Isolated lung transplantation; initial experience at the University Hospitals Leuven. Leuven Lung Transplant Group.

作者信息

Van Raemdonck D, Verleden G, Coosemans W, Michiels E, De Leyn P, Buyse B, Demedts M, Lerut T

机构信息

Department of Surgery, UZ Gasthuisberg, Leuven, Belgium.

出版信息

Acta Chir Belg. 1994 Sep-Oct;94(5):245-57.

PMID:7976065
Abstract

Lung transplantation nowadays has become a therapeutic modality in the treatment of patients with a variety of end-stage lung diseases. Between July 1991 and December 1992, twelve patients received an isolated lung transplant (eight single lungs and four double lungs) at the University Hospitals of Leuven. The indication for transplantation was emphysema in five patients, pulmonary fibrosis in three, cystic fibrosis in three and primary pulmonary hypertension in one. There were four early, in-hospital deaths (30%): two from sepsis and multi-organ failure, one from anoxia following a bronchial dehiscence and another patient exsanguinated following stent insertion for a partial bronchial dehiscence. Three more patients have died during follow-up: two from chronic respiratory failure secondary to the development of obliterative bronchiolitis (one at 8 months and one at 17 months), and one from a late bronchovascular fistula 4 months following transplantation. The overall actuarial one and two year-survival was 50.0% and 41.6% respectively. All patients discharged from hospital were oxygen free with an improved lung function and exercise capacity.

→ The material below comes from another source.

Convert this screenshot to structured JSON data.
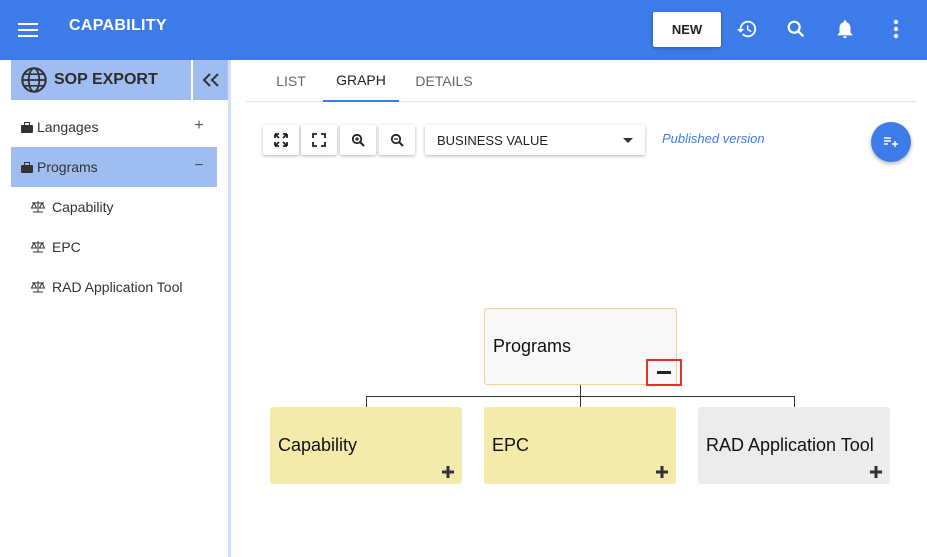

We conclude that lung transplantation is a viable therapeutic option for selected patients with end-stage, irreversible lung disease. In our experience, the bronchial anastomosis remains an important keystone in the early success. Lung transplantation provides a good quality of life in patients free from infection and rejection. Nevertheless, chronic rejection resulting in obliterative bronchiolitis is a major problem in long-term survivors.

摘要

如今,肺移植已成为治疗各种终末期肺部疾病患者的一种治疗方式。1991年7月至1992年12月期间,12例患者在鲁汶大学医院接受了单肺移植(8例单肺移植和4例双肺移植)。移植的适应症为5例肺气肿、3例肺纤维化、3例囊性纤维化和1例原发性肺动脉高压。有4例早期院内死亡(30%):2例死于败血症和多器官功能衰竭,1例死于支气管裂开后的缺氧,另1例患者在因部分支气管裂开插入支架后失血过多。在随访期间又有3例患者死亡:2例死于闭塞性细支气管炎发展继发的慢性呼吸衰竭(1例在8个月时,1例在17个月时),1例在移植后4个月死于晚期支气管血管瘘。总体精算1年和2年生存率分别为50.0%和41.6%。所有出院患者均无需吸氧,肺功能和运动能力均有所改善。我们得出结论,肺移植对于选定的终末期、不可逆肺部疾病患者是一种可行的治疗选择。根据我们的经验,支气管吻合术仍然是早期成功的一个重要关键因素。肺移植为无感染和排斥反应的患者提供了良好的生活质量。然而,导致闭塞性细支气管炎的慢性排斥反应是长期存活者的一个主要问题。